Das Geld ist offiziell für den Wiederaufbau von Syrien bestimmt. Saudi-Arabien hatte die Überweisung bereits Ende August versprochen, nachdem der US-Präsident erklärt hatte, dass die Vereinigten Staaten Investitionen für zivile Stabilisierungsprojekte in dem Bürgerkriegsland zurückhalten werde und seine arabischen Verbündeten aufgefordert hatte, zu spenden. Die nun erfolgte Überweisung hat aufgrund des Zeitpunktes - mindestens - einen Beigeschmack.

Musik beim Morden?

Das Gleiche gilt für die Quellenlage. Viele Details, die in den vergangenen 14 Tagen veröffentlicht wurden, stammen aus türkischen Medien, die mehr oder weniger regierungstreu sind. So etwa auch der am Mittwoch erschienene Bericht der Zeitung "Yeni Safak", wonach Khashoggi im Laufe der "Befragung" im saudi-arabischen Konsulat Finger abgeschnitten wurden.

Laut "Yeni Safak" gibt es zudem eine Audiodatei, auf der die Stimme des Konsuls zu hören sein soll. Er forderte die mutmaßlichen Mörder darin angeblich auf, die "Befragung" nicht im Konsulat durchzuführen, woraufhin diese ihm geantwortet hätten: "Halt die Klappe, wenn Du nach Deiner Rückkehr nach Saudi-Arabien leben willst".

Das "Wall Street Journal" und der in Katar beheimatete TV-Sender Al-Jazeera sowie andere Medien berichten überdies unter Verweis auf türkische Behörden, dass aus der elfminütigen Audiodatei hervorgehe, dass die Tat insgesamt nur sieben Minuten gedauert habe.

Der angeblich eingeflogene saudi-arabische Gerichtsmediziner habe demnach dem Konsul empfohlen, den Raum zu verlassen, wenn er den Leichnam zerstückele. Anderen Anwesenden habe er gesagt, sie könnten währenddessen Musik hören.

Türkei, Katar, Iran - und Saudi-Arabien

Überprüfen lässt sich all das nicht. Und die türkischen Behörden haben bislang keine glaubhaften Beweise für diese an die Öffentlichkeit gelangten Anschuldigungen vorgelegt. Der Fall spielt zudem der türkischen Regierung, die erheblichen Einfluss auf die Berichterstattung der staatsnahen Medienhäuser nehmen kann, im Ringen um Einfluss in der Region in die Hände.

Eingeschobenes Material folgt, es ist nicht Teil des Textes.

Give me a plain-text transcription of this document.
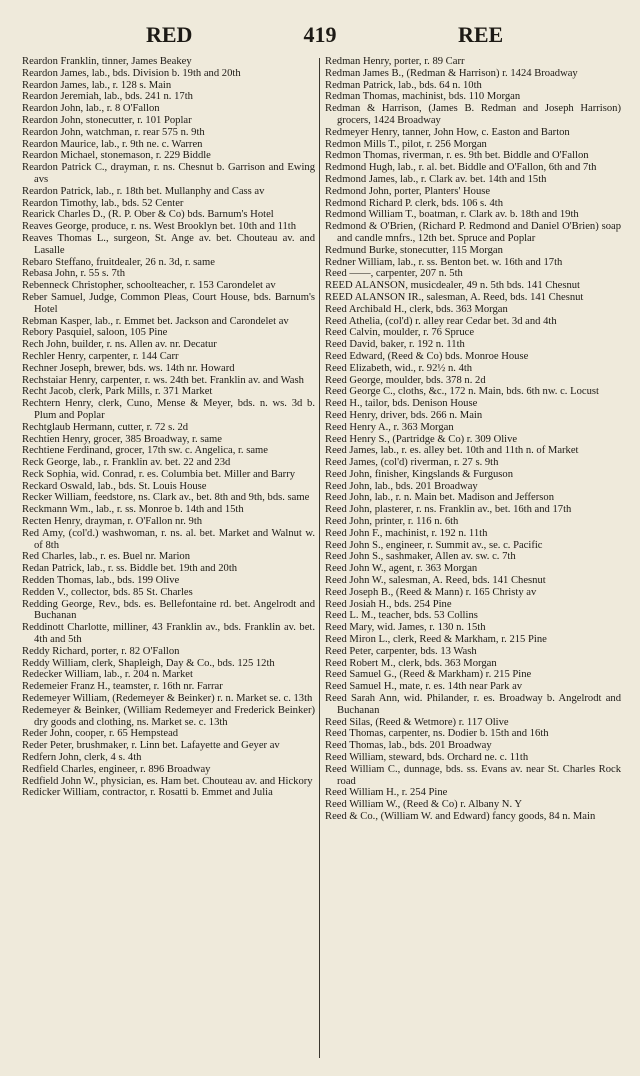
RED	419	REE

Reardon Franklin, tinner, James Beakey

Reardon James, lab., bds. Division b. 19th and 20th

Reardon James, lab., r. 128 s. Main

Reardon Jeremiah, lab., bds. 241 n. 17th

Reardon John, lab., r. 8 O'Fallon

Reardon John, stonecutter, r. 101 Poplar

Reardon John, watchman, r. rear 575 n. 9th

Reardon Maurice, lab., r. 9th ne. c. Warren

Reardon Michael, stonemason, r. 229 Biddle

Reardon Patrick C., drayman, r. ns. Chesnut b. Garrison and Ewing avs

Reardon Patrick, lab., r. 18th bet. Mullanphy and Cass av

Reardon Timothy, lab., bds. 52 Center

Rearick Charles D., (R. P. Ober & Co) bds. Barnum's Hotel

Reaves George, produce, r. ns. West Brooklyn bet. 10th and 11th

Reaves Thomas L., surgeon, St. Ange av. bet. Chouteau av. and Lasalle

Rebaro Steffano, fruitdealer, 26 n. 3d, r. same

Rebasa John, r. 55 s. 7th

Rebenneck Christopher, schoolteacher, r. 153 Carondelet av

Reber Samuel, Judge, Common Pleas, Court House, bds. Barnum's Hotel

Rebman Kasper, lab., r. Emmet bet. Jackson and Carondelet av

Rebory Pasquiel, saloon, 105 Pine

Rech John, builder, r. ns. Allen av. nr. Decatur

Rechler Henry, carpenter, r. 144 Carr

Rechner Joseph, brewer, bds. ws. 14th nr. Howard

Rechstaiar Henry, carpenter, r. ws. 24th bet. Franklin av. and Wash

Recht Jacob, clerk, Park Mills, r. 371 Market

Rechtern Henry, clerk, Cuno, Mense & Meyer, bds. n. ws. 3d b. Plum and Poplar

Rechtglaub Hermann, cutter, r. 72 s. 2d

Rechtien Henry, grocer, 385 Broadway, r. same

Rechtiene Ferdinand, grocer, 17th sw. c. Angelica, r. same

Reck George, lab., r. Franklin av. bet. 22 and 23d

Reck Sophia, wid. Conrad, r. es. Columbia bet. Miller and Barry

Reckard Oswald, lab., bds. St. Louis House

Recker William, feedstore, ns. Clark av., bet. 8th and 9th, bds. same

Reckmann Wm., lab., r. ss. Monroe b. 14th and 15th

Recten Henry, drayman, r. O'Fallon nr. 9th

Red Amy, (col'd.) washwoman, r. ns. al. bet. Market and Walnut w. of 8th

Red Charles, lab., r. es. Buel nr. Marion

Redan Patrick, lab., r. ss. Biddle bet. 19th and 20th

Redden Thomas, lab., bds. 199 Olive

Redden V., collector, bds. 85 St. Charles

Redding George, Rev., bds. es. Bellefontaine rd. bet. Angelrodt and Buchanan

Reddinott Charlotte, milliner, 43 Franklin av., bds. Franklin av. bet. 4th and 5th

Reddy Richard, porter, r. 82 O'Fallon

Reddy William, clerk, Shapleigh, Day & Co., bds. 125 12th

Redecker William, lab., r. 204 n. Market

Redemeier Franz H., teamster, r. 16th nr. Farrar

Redemeyer William, (Redemeyer & Beinker) r. n. Market se. c. 13th

Redemeyer & Beinker, (William Redemeyer and Frederick Beinker) dry goods and clothing, ns. Market se. c. 13th

Reder John, cooper, r. 65 Hempstead

Reder Peter, brushmaker, r. Linn bet. Lafayette and Geyer av

Redfern John, clerk, 4 s. 4th

Redfield Charles, engineer, r. 896 Broadway

Redfield John W., physician, es. Ham bet. Chouteau av. and Hickory

Redicker William, contractor, r. Rosatti b. Emmet and Julia

Redman Henry, porter, r. 89 Carr

Redman James B., (Redman & Harrison) r. 1424 Broadway

Redman Patrick, lab., bds. 64 n. 10th

Redman Thomas, machinist, bds. 110 Morgan

Redman & Harrison, (James B. Redman and Joseph Harrison) grocers, 1424 Broadway

Redmeyer Henry, tanner, John How, c. Easton and Barton

Redmon Mills T., pilot, r. 256 Morgan

Redmon Thomas, riverman, r. es. 9th bet. Biddle and O'Fallon

Redmond Hugh, lab., r. al. bet. Biddle and O'Fallon, 6th and 7th

Redmond James, lab., r. Clark av. bet. 14th and 15th

Redmond John, porter, Planters' House

Redmond Richard P. clerk, bds. 106 s. 4th

Redmond William T., boatman, r. Clark av. b. 18th and 19th

Redmond & O'Brien, (Richard P. Redmond and Daniel O'Brien) soap and candle mnfrs., 12th bet. Spruce and Poplar

Redmund Burke, stonecutter, 115 Morgan

Redner William, lab., r. ss. Benton bet. w. 16th and 17th

Reed ——, carpenter, 207 n. 5th

REED ALANSON, musicdealer, 49 n. 5th bds. 141 Chesnut

REED ALANSON IR., salesman, A. Reed, bds. 141 Chesnut

Reed Archibald H., clerk, bds. 363 Morgan

Reed Athelia, (col'd) r. alley rear Cedar bet. 3d and 4th

Reed Calvin, moulder, r. 76 Spruce

Reed David, baker, r. 192 n. 11th

Reed Edward, (Reed & Co) bds. Monroe House

Reed Elizabeth, wid., r. 92½ n. 4th

Reed George, moulder, bds. 378 n. 2d

Reed George C., cloths, &c., 172 n. Main, bds. 6th nw. c. Locust

Reed H., tailor, bds. Denison House

Reed Henry, driver, bds. 266 n. Main

Reed Henry A., r. 363 Morgan

Reed Henry S., (Partridge & Co) r. 309 Olive

Reed James, lab., r. es. alley bet. 10th and 11th n. of Market

Reed James, (col'd) riverman, r. 27 s. 9th

Reed John, finisher, Kingslands & Furguson

Reed John, lab., bds. 201 Broadway

Reed John, lab., r. n. Main bet. Madison and Jefferson

Reed John, plasterer, r. ns. Franklin av., bet. 16th and 17th

Reed John, printer, r. 116 n. 6th

Reed John F., machinist, r. 192 n. 11th

Reed John S., engineer, r. Summit av., se. c. Pacific

Reed John S., sashmaker, Allen av. sw. c. 7th

Reed John W., agent, r. 363 Morgan

Reed John W., salesman, A. Reed, bds. 141 Chesnut

Reed Joseph B., (Reed & Mann) r. 165 Christy av

Reed Josiah H., bds. 254 Pine

Reed L. M., teacher, bds. 53 Collins

Reed Mary, wid. James, r. 130 n. 15th

Reed Miron L., clerk, Reed & Markham, r. 215 Pine

Reed Peter, carpenter, bds. 13 Wash

Reed Robert M., clerk, bds. 363 Morgan

Reed Samuel G., (Reed & Markham) r. 215 Pine

Reed Samuel H., mate, r. es. 14th near Park av

Reed Sarah Ann, wid. Philander, r. es. Broadway b. Angelrodt and Buchanan

Reed Silas, (Reed & Wetmore) r. 117 Olive

Reed Thomas, carpenter, ns. Dodier b. 15th and 16th

Reed Thomas, lab., bds. 201 Broadway

Reed William, steward, bds. Orchard ne. c. 11th

Reed William C., dunnage, bds. ss. Evans av. near St. Charles Rock road

Reed William H., r. 254 Pine

Reed William W., (Reed & Co) r. Albany N. Y

Reed & Co., (William W. and Edward) fancy goods, 84 n. Main
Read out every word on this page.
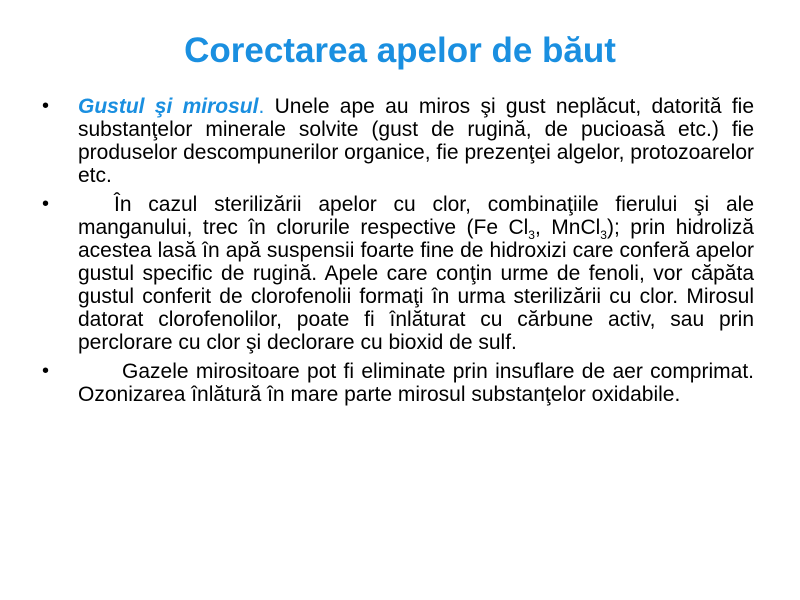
Corectarea apelor de băut
• Gustul şi mirosul. Unele ape au miros şi gust neplăcut, datorită fie substanţelor minerale solvite (gust de rugină, de pucioasă etc.) fie produselor descompunerilor organice, fie prezenţei algelor, protozoarelor etc.
•	În cazul sterilizării apelor cu clor, combinaţiile fierului şi ale manganului, trec în clorurile respective (Fe $Cl_3$, MnCl$_3$); prin hidroliză acestea lasă în apă suspensii foarte fine de hidroxizi care conferă apelor gustul specific de rugină. Apele care conţin urme de fenoli, vor căpăta gustul conferit de clorofenolii formaţi în urma sterilizării cu clor. Mirosul datorat clorofenolilor, poate fi înlăturat cu cărbune activ, sau prin perclorare cu clor şi declorare cu bioxid de sulf.
•	Gazele mirositoare pot fi eliminate prin insuflare de aer comprimat. Ozonizarea înlătură în mare parte mirosul substanţelor oxidabile.
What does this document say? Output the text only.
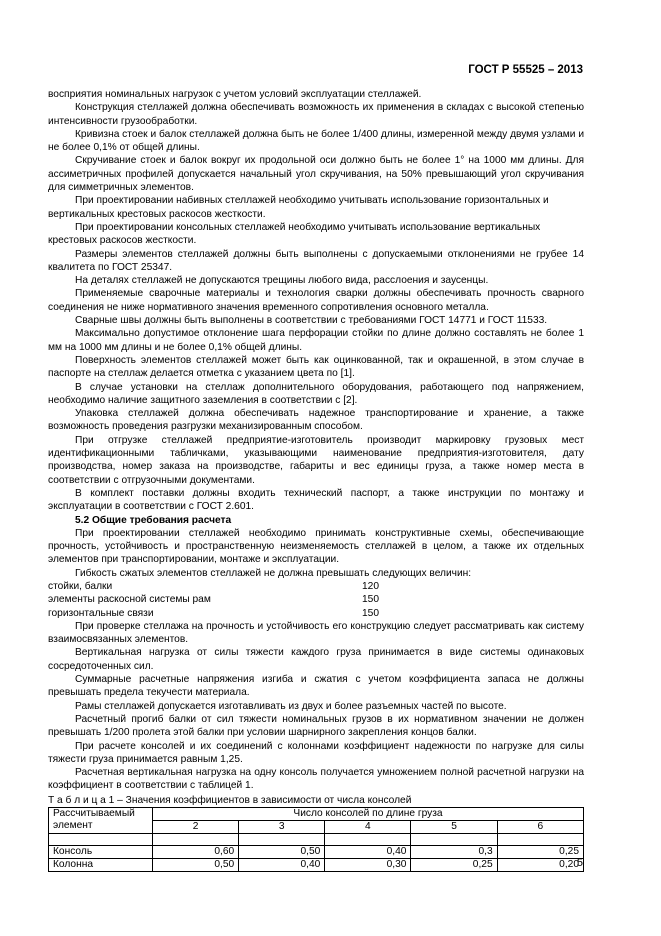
ГОСТ Р 55525 – 2013

восприятия номинальных нагрузок с учетом условий эксплуатации стеллажей.

Конструкция стеллажей должна обеспечивать возможность их применения в складах с высокой степенью интенсивности грузообработки.

Кривизна стоек и балок стеллажей должна быть не более 1/400 длины, измеренной между двумя узлами и не более 0,1% от общей длины.

Скручивание стоек и балок вокруг их продольной оси должно быть не более 1° на 1000 мм длины. Для ассиметричных профилей допускается начальный угол скручивания, на 50% превышающий угол скручивания для симметричных элементов.

При проектировании набивных стеллажей необходимо учитывать использование горизонтальных и вертикальных крестовых раскосов жесткости.

При проектировании консольных стеллажей необходимо учитывать использование вертикальных крестовых раскосов жесткости.

Размеры элементов стеллажей должны быть выполнены с допускаемыми отклонениями не грубее 14 квалитета по ГОСТ 25347.

На деталях стеллажей не допускаются трещины любого вида, расслоения и заусенцы.

Применяемые сварочные материалы и технология сварки должны обеспечивать прочность сварного соединения не ниже нормативного значения временного сопротивления основного металла.

Сварные швы должны быть выполнены в соответствии с требованиями ГОСТ 14771 и ГОСТ 11533.

Максимально допустимое отклонение шага перфорации стойки по длине должно составлять не более 1 мм на 1000 мм длины и не более 0,1% общей длины.

Поверхность элементов стеллажей может быть как оцинкованной, так и окрашенной, в этом случае в паспорте на стеллаж делается отметка с указанием цвета по [1].

В случае установки на стеллаж дополнительного оборудования, работающего под напряжением, необходимо наличие защитного заземления в соответствии с [2].

Упаковка стеллажей должна обеспечивать надежное транспортирование и хранение, а также возможность проведения разгрузки механизированным способом.

При отгрузке стеллажей предприятие-изготовитель производит маркировку грузовых мест идентификационными табличками, указывающими наименование предприятия-изготовителя, дату производства, номер заказа на производстве, габариты и вес единицы груза, а также номер места в соответствии с отгрузочными документами.

В комплект поставки должны входить технический паспорт, а также инструкции по монтажу и эксплуатации в соответствии с ГОСТ 2.601.

5.2 Общие требования расчета

При проектировании стеллажей необходимо принимать конструктивные схемы, обеспечивающие прочность, устойчивость и пространственную неизменяемость стеллажей в целом, а также их отдельных элементов при транспортировании, монтаже и эксплуатации.

Гибкость сжатых элементов стеллажей не должна превышать следующих величин:

стойки, балки	120
элементы раскосной системы рам	150
горизонтальные связи	150

При проверке стеллажа на прочность и устойчивость его конструкцию следует рассматривать как систему взаимосвязанных элементов.

Вертикальная нагрузка от силы тяжести каждого груза принимается в виде системы одинаковых сосредоточенных сил.

Суммарные расчетные напряжения изгиба и сжатия с учетом коэффициента запаса не должны превышать предела текучести материала.

Рамы стеллажей допускается изготавливать из двух и более разъемных частей по высоте.

Расчетный прогиб балки от сил тяжести номинальных грузов в их нормативном значении не должен превышать 1/200 пролета этой балки при условии шарнирного закрепления концов балки.

При расчете консолей и их соединений с колоннами коэффициент надежности по нагрузке для силы тяжести груза принимается равным 1,25.

Расчетная вертикальная нагрузка на одну консоль получается умножением полной расчетной нагрузки на коэффициент в соответствии с таблицей 1.

Т а б л и ц а 1 – Значения коэффициентов в зависимости от числа консолей
Рассчитываемый
элемент	Число консолей по длине груза				
	2	3	4	5	6

Консоль	0,60	0,50	0,40	0,3	0,25
Колонна	0,50	0,40	0,30	0,25	0,20
5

Die Gründe:

  • In Istanbul leben viele arabische Dissidenten, die den Aufstieg von MBS kritisch sehen. Darunter sind auch solche, die der Muslimbruderschaft nahestehen.
  • Saudi-Arabien betrachtet die Muslimbrüder als eine Bedrohung für ihre Vormachtstellung im arabischen Raum. Khashoggi pflegte indes gute Beziehungen zu einigen Anhängern der Muslimbrüder.
  • Dies auch, weil die Muslimbrüder von Katar unterstützt werden. Saudi-Arabien blockiert das kleine, von der Türkei unterstützte und mit Iran kooperierende Emirat seit mehr als einem Jahr politisch und wirtschaftlich.

Im Fall Khashoggi sind somit noch viele Fragen offen. Klar ist bislang nur: Wer einmal lügt, dem glaubt man nicht. Das gilt für Saudi-Arabien und die Türkei gleichermaßen - und macht die Spurensuche so kompliziert.